Washington Report on Middle East Affairs, October/November
1998, page 36
An Israeli in America
While 80 Percent of American Jews Supported Oslo
Accords, The U.S. Jewish Lobby Helped Netanyahu to Destroy Them
By Neve Gordon
I was living in Israel in 1993 when Israelis and Palestinians
alike, glued to the TV, watched Yitzhak Rabin and Yasser Arafat
as they shook hands on the White House lawn. It was a moment full
of promise, and it managed to infuse hope into a region where people
had become accustomed to strife and violence.
This September marked the fifth anniversary of the Oslo
peace agreement, but the hope it initially inspired has been replaced
by despair. Israeli Prime Minister Binyamin Netanyahu has rejected
the accords which implicitly recognize the Palestinians right
to self-determination, a notion that is tantamount to statehood.
He believes that giving the Palestinians political freedom is a
compromise Israel should not make; autonomy over civil institutions
like education and health is okay, but a state is inconceivable.
His intransigent policies have all but buried Oslo, and, with it,
the promise.
While it is up to the Israeli public to stand up to
Netanyahus dangerous decisions, which have led to the destruction
of the peace process, the Jewish lobby in the United States must
also be held accountable for the degeneration in Israeli-Arab relations.
It, too, is culpable insofar as its leaders are supporting Netanyahu
while persistently ignoring the opinion of their constituents, namely
the Jewish population in the U.S.
Allow me to explain. Within the American Jewish community,
Netanyahus position concerning the peace process is unpopular.
According to Tom Smerling of the Israel Policy Forum, an organization
that conducts regular polls within the Jewish community, 70 percent
of Jews express strong support for the Oslo accords
and want the Clinton administration to take a pro-active stance
to move them forward.

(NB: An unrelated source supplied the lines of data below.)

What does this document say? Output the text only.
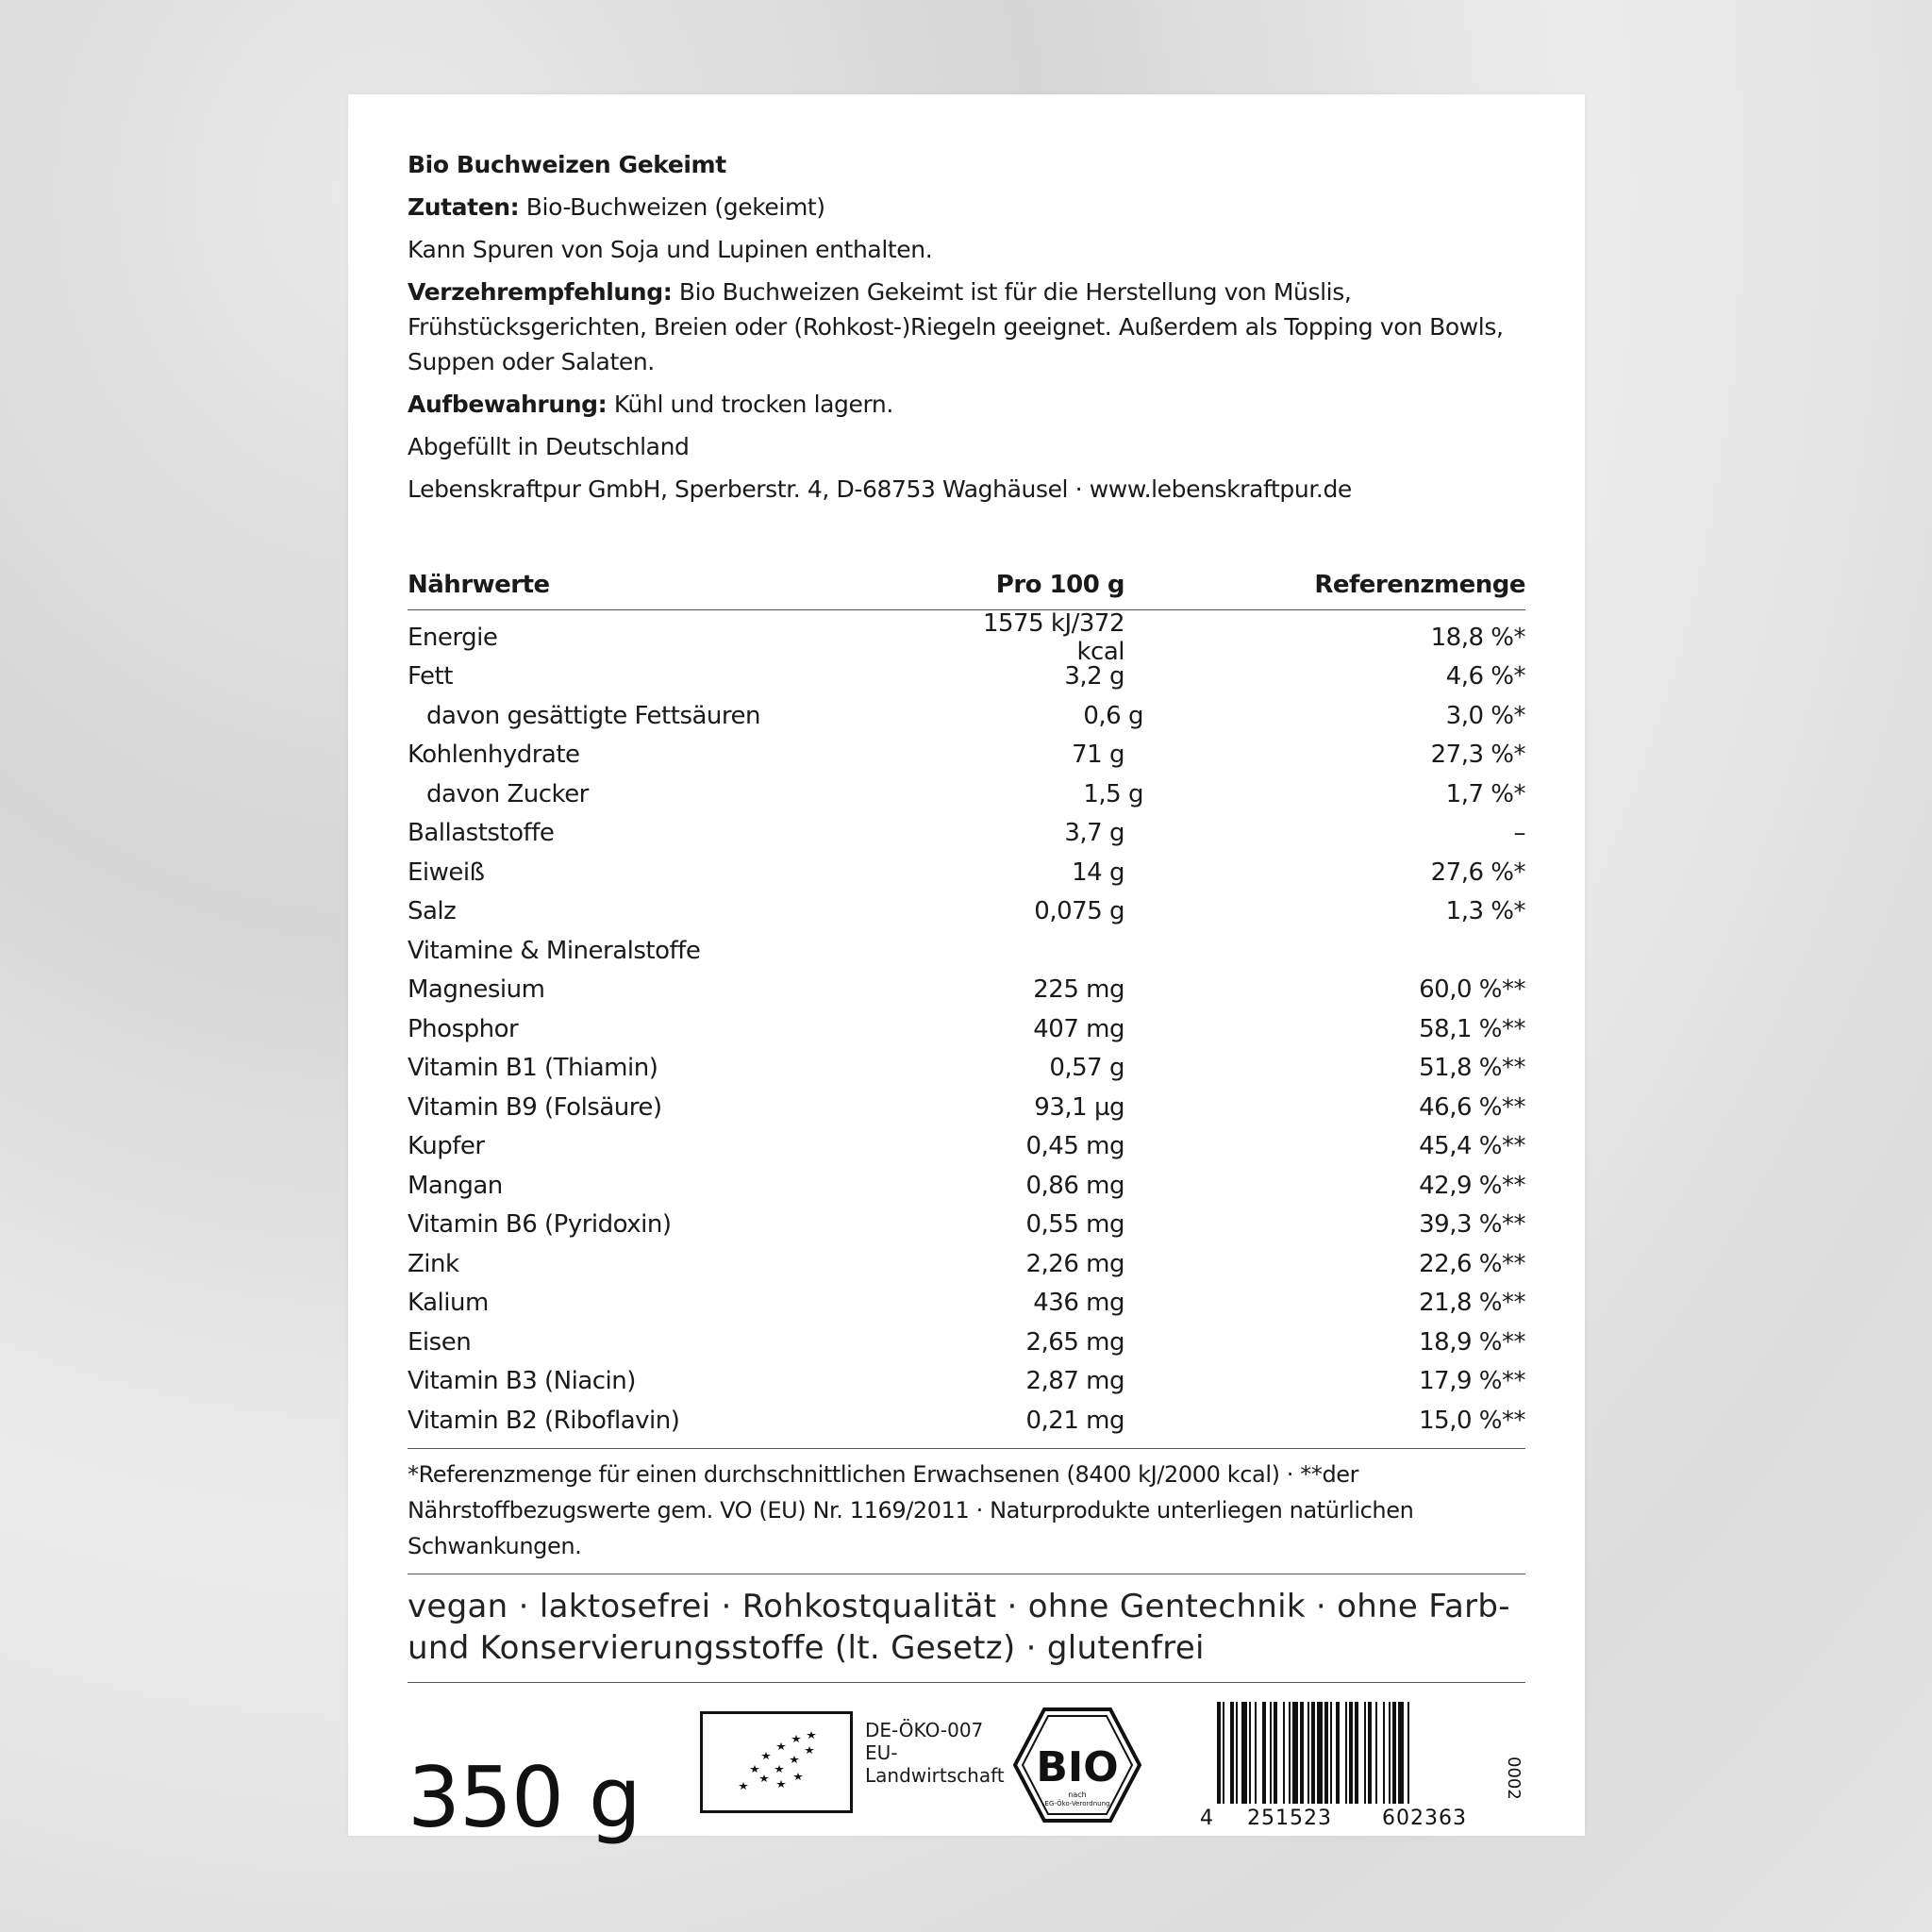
Bio Buchweizen Gekeimt

Zutaten: Bio-Buchweizen (gekeimt)

Kann Spuren von Soja und Lupinen enthalten.

Verzehrempfehlung: Bio Buchweizen Gekeimt ist für die Herstellung von Müslis, Frühstücksgerichten, Breien oder (Rohkost-)Riegeln geeignet. Außerdem als Topping von Bowls, Suppen oder Salaten.

Aufbewahrung: Kühl und trocken lagern.

Abgefüllt in Deutschland

Lebenskraftpur GmbH, Sperberstr. 4, D-68753 Waghäusel · www.lebenskraftpur.de

Nährwerte	Pro 100 g	Referenzmenge
Energie	1575 kJ/372 kcal	18,8 %*
Fett	3,2 g	4,6 %*
davon gesättigte Fettsäuren	0,6 g	3,0 %*
Kohlenhydrate	71 g	27,3 %*
davon Zucker	1,5 g	1,7 %*
Ballaststoffe	3,7 g	–
Eiweiß	14 g	27,6 %*
Salz	0,075 g	1,3 %*
Vitamine & Mineralstoffe
Magnesium	225 mg	60,0 %**
Phosphor	407 mg	58,1 %**
Vitamin B1 (Thiamin)	0,57 g	51,8 %**
Vitamin B9 (Folsäure)	93,1 µg	46,6 %**
Kupfer	0,45 mg	45,4 %**
Mangan	0,86 mg	42,9 %**
Vitamin B6 (Pyridoxin)	0,55 mg	39,3 %**
Zink	2,26 mg	22,6 %**
Kalium	436 mg	21,8 %**
Eisen	2,65 mg	18,9 %**
Vitamin B3 (Niacin)	2,87 mg	17,9 %**
Vitamin B2 (Riboflavin)	0,21 mg	15,0 %**
*Referenzmenge für einen durchschnittlichen Erwachsenen (8400 kJ/2000 kcal) · **der Nährstoffbezugswerte gem. VO (EU) Nr. 1169/2011 · Naturprodukte unterliegen natürlichen Schwankungen.
vegan · laktosefrei · Rohkostqualität · ohne Gentechnik · ohne Farb- und Konservierungsstoffe (lt. Gesetz) · glutenfrei
350 g
DE-ÖKO-007
EU-
Landwirtschaft BIO
nach
EG-Öko-Verordnung
4 251523 602363
0002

Moreover, an overwhelming majority of Jews—80
percent—support the Clinton administrations current
efforts to revive Israeli-Palestinian negotiations.
Despite the evidence that American Jews are pro-Oslo,
several Jewish lobbying groups, ranging from the center to the extreme
right, have endorsed Netanyahus approach. Most prominent of
these is AIPAC—the American Israel Public Affairs Committee—which
wields great power on Capitol Hill. In a January issue of its Near
East Report, AIPAC published a long article entitled, The
Year in Review. Concealed in seemingly impartial language,
the editors fully appropriate Netanyahus line, while rationalizing
the decision to support all of the prime ministers policies
by claiming that Netanyahus Likud [is] undergoing an
extraordinary ideological transformation.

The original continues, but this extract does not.